HACKER Q&A
📣 desertraven

Best method to classify short audio events in real time?


I don't have too much experience with statistics (or ML), but a lot of the articles I've found are quite complicated for something I expected to be simple.

There are four distinct sounds I need to detect in real time with an embedded device. Think a clap sensor, but with 4 different sounding claps.

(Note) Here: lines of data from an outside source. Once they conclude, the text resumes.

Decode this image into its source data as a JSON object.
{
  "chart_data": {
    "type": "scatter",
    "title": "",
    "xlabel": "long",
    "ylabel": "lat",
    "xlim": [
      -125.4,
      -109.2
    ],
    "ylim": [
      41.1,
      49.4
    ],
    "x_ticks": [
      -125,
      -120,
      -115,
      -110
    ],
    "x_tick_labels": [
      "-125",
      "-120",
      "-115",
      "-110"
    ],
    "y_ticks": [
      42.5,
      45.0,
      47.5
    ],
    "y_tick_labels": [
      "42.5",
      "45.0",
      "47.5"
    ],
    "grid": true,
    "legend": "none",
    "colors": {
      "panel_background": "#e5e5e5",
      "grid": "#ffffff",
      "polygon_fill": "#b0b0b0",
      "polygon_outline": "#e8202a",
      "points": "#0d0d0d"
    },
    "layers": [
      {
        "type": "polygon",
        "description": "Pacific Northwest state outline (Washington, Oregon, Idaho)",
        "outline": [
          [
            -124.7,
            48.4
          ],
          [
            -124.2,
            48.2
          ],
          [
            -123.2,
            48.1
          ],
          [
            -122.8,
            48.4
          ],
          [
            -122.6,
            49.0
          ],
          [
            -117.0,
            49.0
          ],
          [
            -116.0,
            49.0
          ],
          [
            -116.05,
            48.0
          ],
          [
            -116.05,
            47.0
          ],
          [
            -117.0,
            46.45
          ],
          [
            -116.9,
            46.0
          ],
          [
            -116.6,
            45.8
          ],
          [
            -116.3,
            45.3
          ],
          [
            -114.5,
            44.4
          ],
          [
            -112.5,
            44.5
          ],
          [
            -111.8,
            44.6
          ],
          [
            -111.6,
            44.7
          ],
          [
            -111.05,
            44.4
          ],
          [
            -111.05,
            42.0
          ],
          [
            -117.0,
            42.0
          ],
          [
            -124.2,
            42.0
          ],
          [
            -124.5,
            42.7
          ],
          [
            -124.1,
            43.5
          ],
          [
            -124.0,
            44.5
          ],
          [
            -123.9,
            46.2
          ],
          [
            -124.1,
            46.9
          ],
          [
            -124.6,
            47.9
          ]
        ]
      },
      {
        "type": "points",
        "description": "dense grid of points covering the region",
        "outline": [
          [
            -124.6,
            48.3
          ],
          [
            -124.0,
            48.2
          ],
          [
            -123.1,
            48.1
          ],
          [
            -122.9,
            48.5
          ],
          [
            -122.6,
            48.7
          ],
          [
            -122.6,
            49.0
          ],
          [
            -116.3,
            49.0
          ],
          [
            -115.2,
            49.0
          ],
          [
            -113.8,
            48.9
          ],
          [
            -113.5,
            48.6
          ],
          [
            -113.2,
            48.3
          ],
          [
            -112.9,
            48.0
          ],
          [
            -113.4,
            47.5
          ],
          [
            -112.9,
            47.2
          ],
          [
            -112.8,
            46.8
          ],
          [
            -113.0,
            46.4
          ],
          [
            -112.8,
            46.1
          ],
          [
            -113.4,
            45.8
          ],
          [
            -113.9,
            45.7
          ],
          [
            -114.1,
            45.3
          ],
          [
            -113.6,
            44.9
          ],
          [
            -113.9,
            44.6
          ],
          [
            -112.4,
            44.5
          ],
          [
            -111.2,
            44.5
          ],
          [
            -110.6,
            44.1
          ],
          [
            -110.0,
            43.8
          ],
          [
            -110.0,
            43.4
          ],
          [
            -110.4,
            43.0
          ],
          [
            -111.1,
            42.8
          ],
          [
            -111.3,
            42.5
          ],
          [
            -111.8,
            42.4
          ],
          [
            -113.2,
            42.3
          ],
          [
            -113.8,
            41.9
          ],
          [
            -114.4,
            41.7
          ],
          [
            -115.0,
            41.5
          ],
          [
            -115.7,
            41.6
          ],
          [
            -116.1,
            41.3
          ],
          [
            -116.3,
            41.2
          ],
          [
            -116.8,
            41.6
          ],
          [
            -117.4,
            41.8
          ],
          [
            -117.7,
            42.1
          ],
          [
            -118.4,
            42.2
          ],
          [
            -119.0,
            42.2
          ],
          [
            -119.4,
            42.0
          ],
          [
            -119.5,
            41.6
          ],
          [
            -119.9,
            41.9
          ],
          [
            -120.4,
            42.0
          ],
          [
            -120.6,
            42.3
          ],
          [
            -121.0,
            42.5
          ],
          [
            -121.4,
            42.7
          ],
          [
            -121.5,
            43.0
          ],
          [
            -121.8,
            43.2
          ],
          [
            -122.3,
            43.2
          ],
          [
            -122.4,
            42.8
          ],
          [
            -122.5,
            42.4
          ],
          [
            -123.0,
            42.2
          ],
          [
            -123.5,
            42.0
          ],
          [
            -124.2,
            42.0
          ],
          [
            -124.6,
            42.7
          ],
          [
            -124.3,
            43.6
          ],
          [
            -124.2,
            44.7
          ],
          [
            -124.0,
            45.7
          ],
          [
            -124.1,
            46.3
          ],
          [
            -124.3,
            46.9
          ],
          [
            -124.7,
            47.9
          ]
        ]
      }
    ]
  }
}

How might I go about this? How much training data (if any) do I need to collect? Is there an off-the-shelf method to just classify a few different audio events to a high degree of accuracy, and then embed that to a microcontroller (even a computer at this point)?

Thanks!


  👤 tkanarsky Accepted Answer ✓
Edge Impulse does everything you described. It has a really nice web UI that lets you collect and annotate data, extract features, train a model, and bake it into a microcontroller image for inference. It supports a good chunk of microcontrollers and SBCs out there.

https://docs.edgeimpulse.com/docs/development-platforms/full...


👤 t0mas88
This book has a good example using Tensorflow Lite on a micro controller for speech recognition on a few commands, that would probably work for different sounds: https://www.amazon.com/TinyML-Learning-TensorFlow-Ultra-Low-...

(And it's overall a nice book, very easy to read and follow along the examples)


👤 simne
I think this task is lot more about DSP, and very little ML, just Bayes classification (I will write on it later).

Best book I know on DSP:

The Scientist and Engineer's Guide to Digital Signal Processing By Steven W. Smith, Ph.D.